From his own experience as an English-born player who only later declared for Ireland, Holland appreciates that Grealish must be torn.
He did say yes with "no hesitation" when Mick McCarthy called but acknowledges that Grealish's circumstances are different, as he appears to have the option of playing for both nations.
"I was a bit older, I was 25," said the former Ipswich and Charlton midfielder, when asked to put himself in Grealish's shoes.
"Jack is a young boy, really. I would probably have done what Jack has done and taken my time with the decision.
"That's sensible from his viewpoint. Maybe he's within his rights to take his time."
Grealish has indicated that he will reveal his choice in September, and Holland thinks it's important that the Aston Villa starlet asserts his intentions before the end of the Euro 2016 campaign.
"We don't know about next summer yet, it's still up in the air in terms of qualification," continued Holland.
"It would be difficult if he hasn't been part of the campaign and then, if we qualify, all of a sudden he declares and gets into the squad. There might be one or two who resent that, so you'd want him involved in one or two of the qualifiers."
This is a delicate subject, especially for Holland, who was called 'as English as David Beckham' in Roy Keane's most recent autobiography.
But the 41-year-old feels that any doubts regarding commitment can be assuaged the minute a convert walks in the door and demonstrates his determination to work hard.
And Holland would have no fears about Grealish being able to make an instant impact if he surprised Martin O'Neill and went green.
"Grealish is such a talent that you'd try and get him in," he said. "He can be top-drawer. He's got ability, there's no doubt about that. I think he needs guidance as there have been problems off the pitch although nothing major.
"He would improve Ireland but it depends on what system is played and how Martin O'Neill wants to play it.
"We've had players of his ability who have found themselves on the sidelines at times because there has not been a role for them. Wes Hoolahan, for instance. Andy Reid was a little bit the same."

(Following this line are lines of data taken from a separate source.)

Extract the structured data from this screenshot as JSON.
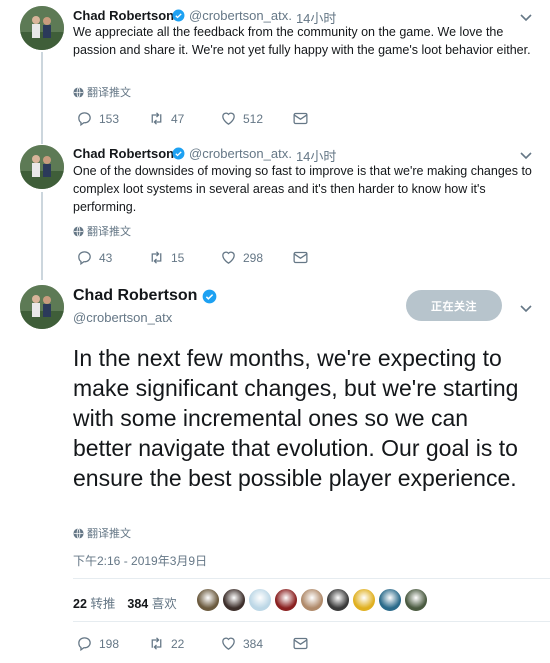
{
  "colors": {
    "text": "#14171a",
    "muted": "#657786",
    "verified": "#1da1f2",
    "follow_bg": "#b7c4cc",
    "line": "#ccd6dd"
  },
  "tweets": [
    {
      "name": "Chad Robertson",
      "handle": "@crobertson_atx",
      "time": "· 14小时",
      "text": "We appreciate all the feedback from the community on the game. We love the passion and share it. We're not yet fully happy with the game's loot behavior either.",
      "translate": "翻译推文",
      "replies": "153",
      "retweets": "47",
      "likes": "512"
    },
    {
      "name": "Chad Robertson",
      "handle": "@crobertson_atx",
      "time": "· 14小时",
      "text": "One of the downsides of moving so fast to improve is that we're making changes to complex loot systems in several areas and it's then harder to know how it's performing.",
      "translate": "翻译推文",
      "replies": "43",
      "retweets": "15",
      "likes": "298"
    }
  ],
  "main": {
    "name": "Chad Robertson",
    "handle": "@crobertson_atx",
    "follow_label": "正在关注",
    "text": "In the next few months, we're expecting to make significant changes, but we're starting with some incremental ones so we can better navigate that evolution. Our goal is to ensure the best possible player experience.",
    "translate": "翻译推文",
    "timestamp": "下午2:16 - 2019年3月9日",
    "retweet_count": "22",
    "retweet_label": "转推",
    "like_count": "384",
    "like_label": "喜欢",
    "replies": "198",
    "retweets": "22",
    "likes": "384",
    "liker_colors": [
      "#6b5a3e",
      "#3d2f2b",
      "#bcd7e6",
      "#8a2020",
      "#b08a6a",
      "#3a3a3a",
      "#e0b020",
      "#2a6a8a",
      "#4a5a40"
    ]
  }
}
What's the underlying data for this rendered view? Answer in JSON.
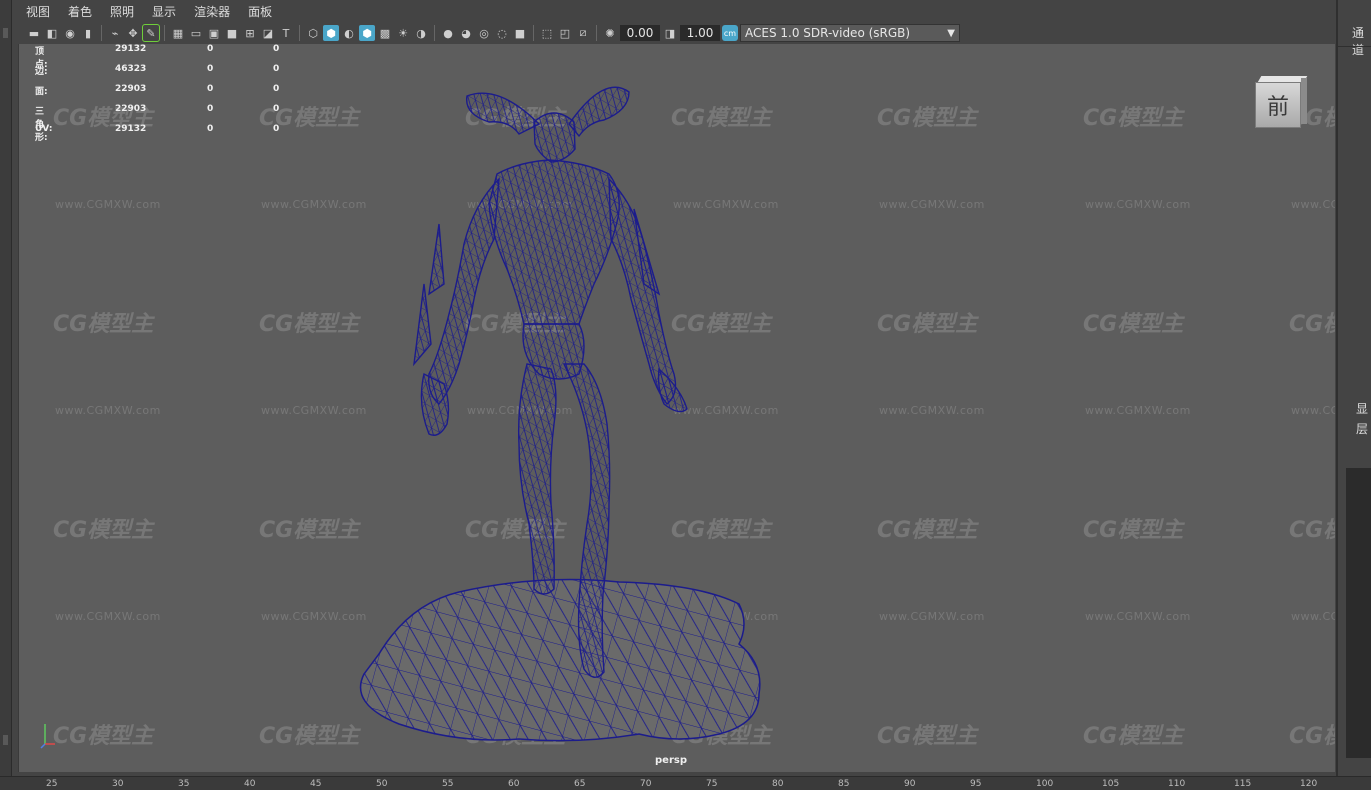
{
  "menu": [
    "视图",
    "着色",
    "照明",
    "显示",
    "渲染器",
    "面板"
  ],
  "toolbar": {
    "exposure_value": "0.00",
    "gamma_value": "1.00",
    "color_management_badge": "cm",
    "color_space": "ACES 1.0 SDR-video (sRGB)"
  },
  "hud": {
    "rows": [
      {
        "label": "顶点:",
        "v1": "29132",
        "v2": "0",
        "v3": "0"
      },
      {
        "label": "边:",
        "v1": "46323",
        "v2": "0",
        "v3": "0"
      },
      {
        "label": "面:",
        "v1": "22903",
        "v2": "0",
        "v3": "0"
      },
      {
        "label": "三角形:",
        "v1": "22903",
        "v2": "0",
        "v3": "0"
      },
      {
        "label": "UV:",
        "v1": "29132",
        "v2": "0",
        "v3": "0"
      }
    ]
  },
  "viewcube_label": "前",
  "camera_label": "persp",
  "watermark": {
    "logo": "CG模型主",
    "url": "www.CGMXW.com"
  },
  "right_panel": {
    "top_text": "通道",
    "mid_text_1": "显",
    "mid_text_2": "层"
  },
  "ruler": [
    "25",
    "30",
    "35",
    "40",
    "45",
    "50",
    "55",
    "60",
    "65",
    "70",
    "75",
    "80",
    "85",
    "90",
    "95",
    "100",
    "105",
    "110",
    "115",
    "120"
  ],
  "colors": {
    "wireframe": "#1c1c8c",
    "viewport_bg": "#5d5d5d",
    "accent": "#4aa6c9"
  }
}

Holland, speaking on a visit to Dublin ahead of another season where he will work as a Premier League Central pundit for Setanta, is interested by the progress of Irish newcomer Harry Arter.
He recalls Arter as a confident kid at Charlton who was frustrated by bad luck and a shortage of opportunities that sent him elsewhere in search of a fresh start.
Indeed, he can see parallels with his own story as Holland parted company with West Ham as a kid and made his way back up the ranks - and it was Arter's current employer Bournemouth who gave him the leg up.
"He always believed in his ability," said Holland. "And he has shown a hunger and desire to get back to the top.
"He's somebody that can score goals from midfield and he's a nice addition to Ireland. If I'm being hyper-critical, maybe there's a question-mark over his ability to last 90 minutes.
"It's a shame he's injured at the moment, but he won't have any doubts that he can handle Premier League level."